Black Ships Before Troy: The Story of the Iliad
- Front cover of first edition
- Author: Rosemary Sutcliff
- Illustrator: Alan Lee
- Language: English
- Genre: Children's novel, supernatural fiction, Greek mythology
- Publisher: Frances Lincoln
- Publication date: 1993
- Publication place: United Kingdom
- Media type: Print (hardcover)
- Pages: 128 pp
- ISBN: 978-0-7112-0778-3
- OCLC: 59341355
- Dewey Decimal: 883/.01
- LC Class: BL793.T7 S88 1993
- Followed by: The Wanderings of Odysseus

= Black Ships Before Troy =

Children's novel

Black Ships Before Troy: The Story of the Iliad is a novel for children written by Rosemary Sutcliff, illustrated by Alan Lee, and published (posthumously) by Frances Lincoln in 1993. Partly based on the Iliad, the book retells the story of the Trojan War, from the birth of Paris to the building of the Trojan Horse. For his part Lee won the annual Kate Greenaway Medal from the Library Association, recognizing the year's best children's book illustration by a British subject.

==Reviews and reprints==
Kirkus Reviews noted the "compelling vision and sensitivity to language, history, and heroics" that she brought to retelling both Arthurian legends and the Homeric epic. The Reading Teacher remarked that the book's division into 19 chapters makes it a good text to spread out over multiple readings, and praised Sutcliff's "graceful, powerful language". Sutcliff's prose is praised also in Books to Build On, a collection of teaching resources edited by E. D. Hirsch, Jr. A Common Core handbook suggests it for grades 6–8.

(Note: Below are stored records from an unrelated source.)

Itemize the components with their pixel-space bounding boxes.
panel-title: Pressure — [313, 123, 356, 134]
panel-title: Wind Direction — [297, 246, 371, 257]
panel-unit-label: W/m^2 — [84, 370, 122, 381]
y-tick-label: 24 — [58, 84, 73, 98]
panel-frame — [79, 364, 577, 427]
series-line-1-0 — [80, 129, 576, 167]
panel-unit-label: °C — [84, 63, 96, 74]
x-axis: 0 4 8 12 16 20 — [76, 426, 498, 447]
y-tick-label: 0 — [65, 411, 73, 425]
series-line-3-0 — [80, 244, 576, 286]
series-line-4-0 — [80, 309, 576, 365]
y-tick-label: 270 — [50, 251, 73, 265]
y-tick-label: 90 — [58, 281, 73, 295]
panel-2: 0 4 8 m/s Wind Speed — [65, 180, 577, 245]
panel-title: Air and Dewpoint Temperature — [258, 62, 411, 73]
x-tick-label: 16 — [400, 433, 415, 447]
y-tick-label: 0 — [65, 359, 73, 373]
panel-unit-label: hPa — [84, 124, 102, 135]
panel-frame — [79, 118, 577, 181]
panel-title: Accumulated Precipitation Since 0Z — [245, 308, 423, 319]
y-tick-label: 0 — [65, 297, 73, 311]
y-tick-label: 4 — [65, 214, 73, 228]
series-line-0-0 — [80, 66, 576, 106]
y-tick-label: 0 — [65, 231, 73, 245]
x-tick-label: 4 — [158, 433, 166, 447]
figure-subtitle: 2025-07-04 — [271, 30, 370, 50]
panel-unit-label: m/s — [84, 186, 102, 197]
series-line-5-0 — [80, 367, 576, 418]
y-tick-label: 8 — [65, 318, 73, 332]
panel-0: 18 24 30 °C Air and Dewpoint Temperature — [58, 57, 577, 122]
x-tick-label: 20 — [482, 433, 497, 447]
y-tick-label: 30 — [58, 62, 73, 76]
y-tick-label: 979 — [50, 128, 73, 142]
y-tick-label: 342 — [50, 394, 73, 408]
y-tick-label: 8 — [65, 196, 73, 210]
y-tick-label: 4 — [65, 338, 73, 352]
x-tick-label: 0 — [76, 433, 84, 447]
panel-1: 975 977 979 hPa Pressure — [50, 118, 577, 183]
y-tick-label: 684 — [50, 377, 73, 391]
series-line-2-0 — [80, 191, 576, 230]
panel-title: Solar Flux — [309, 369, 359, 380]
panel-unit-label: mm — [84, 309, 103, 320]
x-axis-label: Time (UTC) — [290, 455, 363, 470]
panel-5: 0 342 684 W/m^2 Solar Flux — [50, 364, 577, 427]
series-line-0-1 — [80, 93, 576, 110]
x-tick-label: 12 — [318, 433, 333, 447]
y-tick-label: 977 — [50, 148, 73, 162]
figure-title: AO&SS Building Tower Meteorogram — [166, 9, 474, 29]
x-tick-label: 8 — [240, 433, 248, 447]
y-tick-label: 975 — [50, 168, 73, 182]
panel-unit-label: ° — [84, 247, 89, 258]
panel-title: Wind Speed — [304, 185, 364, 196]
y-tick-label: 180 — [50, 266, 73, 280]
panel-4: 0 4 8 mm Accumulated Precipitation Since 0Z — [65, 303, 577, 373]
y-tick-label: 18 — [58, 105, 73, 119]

Delacorte Press reprinted Black Ships in the US within the calendar year (October 1993; ISBN 978-0-385-31069-7).

==Sequel==

Sutcliff's retelling of Homer's Odyssey story was also illustrated by Alan Lee and published by Frances Lincoln in a companion edition, The Wanderings of Odysseus: The story of the Odyssey (1995, ISBN 978-0-7112-0862-9).

Kirkus praised both Sutcliff's text, for preserving "a certain formality of language" and for graceful "winnowing", and Lee's "spectacular paintings": "Beautiful and detailed ... the pictures are obviously the result of careful research and reward close scrutiny. A gorgeous book, more than worthy of its predecessor." It suggested the book for ages 10 and up.